Luigi Federico Signorini: Brexit - the possible economic and financial effects

Testimony by Mr Luigi Federico Signorini, Deputy Governor of the Bank of Italy, at the III Standing Committee on Foreign and European Community Affairs and XIV Standing Committee on EU Policies, Chamber of Deputies Rome, 26 April 2017.

The views expressed in this speech are those of the speaker and not the view of the BIS.

Central bank speech  | 
28 June 2017

Mr Chairman, Honourable Members of Parliament,

I would like to thank the Committees for inviting the Bank of Italy to comment on the United Kingdom's exit from the European Union.
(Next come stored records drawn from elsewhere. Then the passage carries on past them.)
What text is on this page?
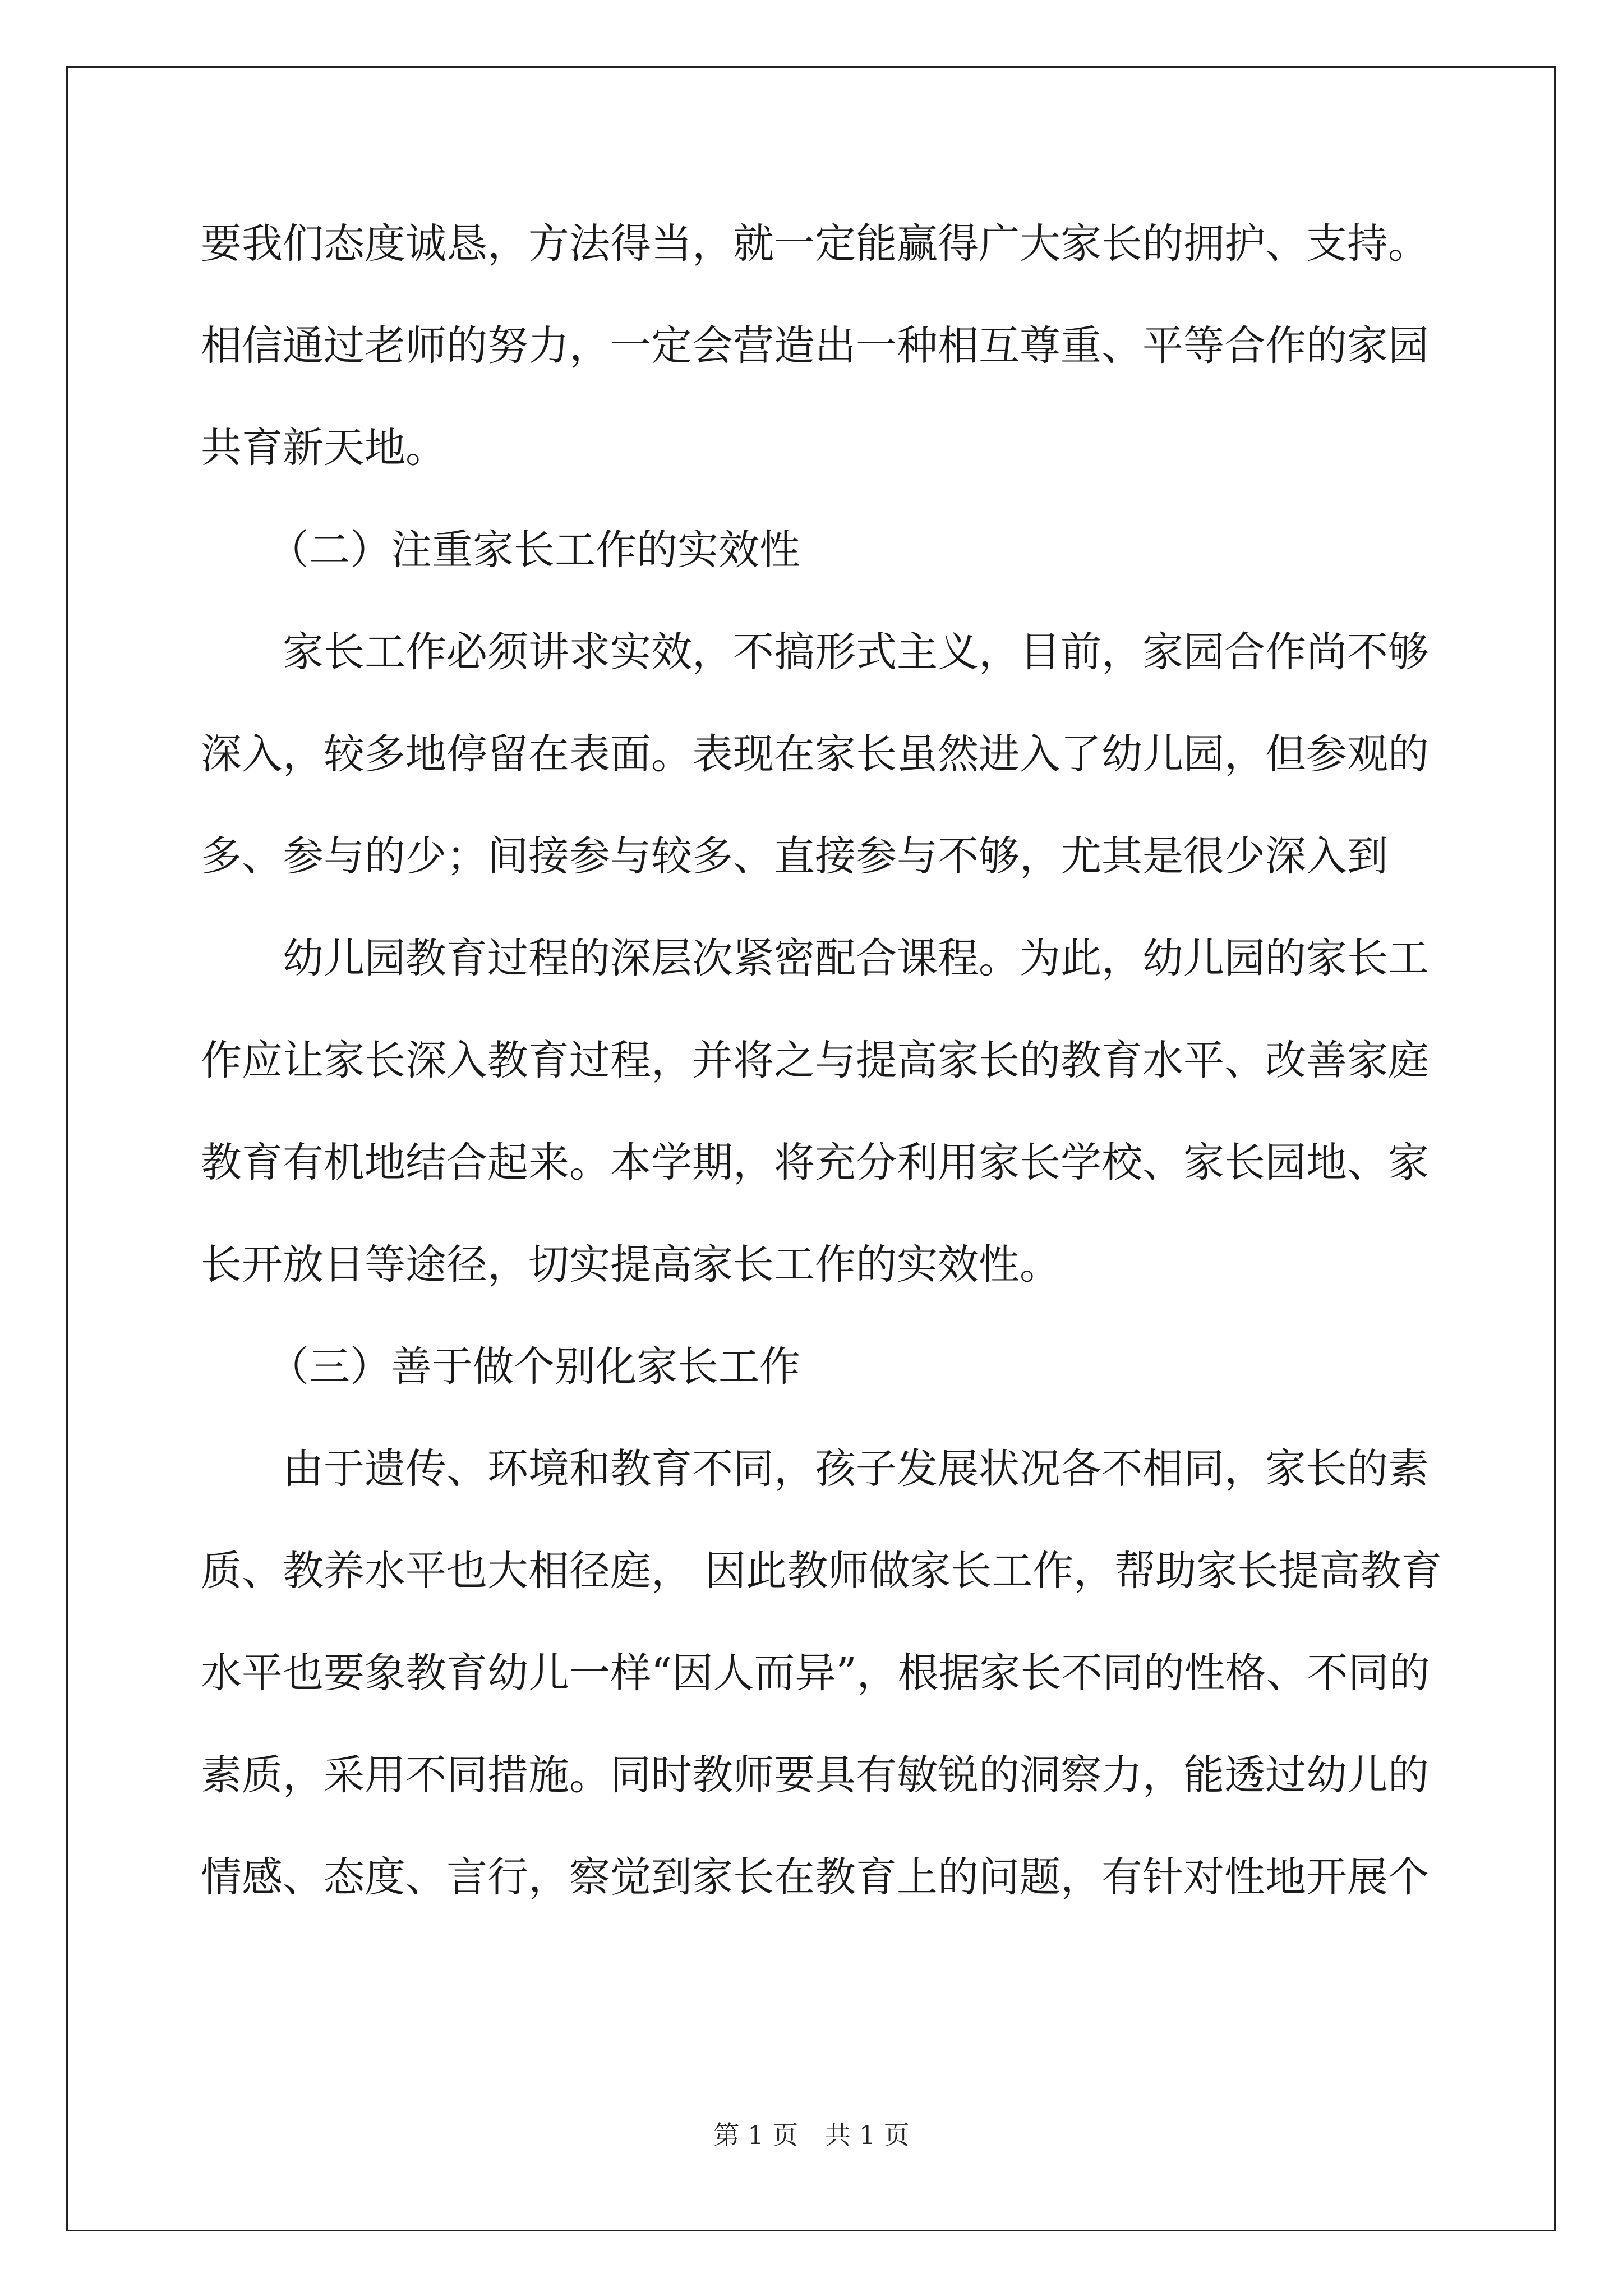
要我们态度诚恳，方法得当，就一定能赢得广大家长的拥护、支持。
相信通过老师的努力，一定会营造出一种相互尊重、平等合作的家园
共育新天地。
（二）注重家长工作的实效性
家长工作必须讲求实效，不搞形式主义，目前，家园合作尚不够
深入，较多地停留在表面。表现在家长虽然进入了幼儿园，但参观的
多、参与的少；间接参与较多、直接参与不够，尤其是很少深入到
幼儿园教育过程的深层次紧密配合课程。为此，幼儿园的家长工
作应让家长深入教育过程，并将之与提高家长的教育水平、改善家庭
教育有机地结合起来。本学期，将充分利用家长学校、家长园地、家
长开放日等途径，切实提高家长工作的实效性。
（三）善于做个别化家长工作
由于遗传、环境和教育不同，孩子发展状况各不相同，家长的素
质、教养水平也大相径庭， 因此教师做家长工作，帮助家长提高教育
水平也要象教育幼儿一样“因人而异”，根据家长不同的性格、不同的
素质，采用不同措施。同时教师要具有敏锐的洞察力，能透过幼儿的
情感、态度、言行，察觉到家长在教育上的问题，有针对性地开展个
第 1 页 共 1 页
I will begin with a brief description of some well-known institutional aspects and then make some comments on the possible economic (for the United Kingdom, Europe and Italy) and financial repercussions. At this point in time, my observations can only be preliminary ones.

Institutional aspects: negotiations, exit and future relationships

Following the agreements reached in Lisbon in 2007, an article was added to the Treaty on the European Union - the constitutional basis of the EU - which explicitly provides for the possibility that a member state might wish to withdraw, and regulates the relative procedure. This is Article 50, now well-known after being invoked for the first time by the UK on 29 March in Prime Minister May's letter to the President of the European Council.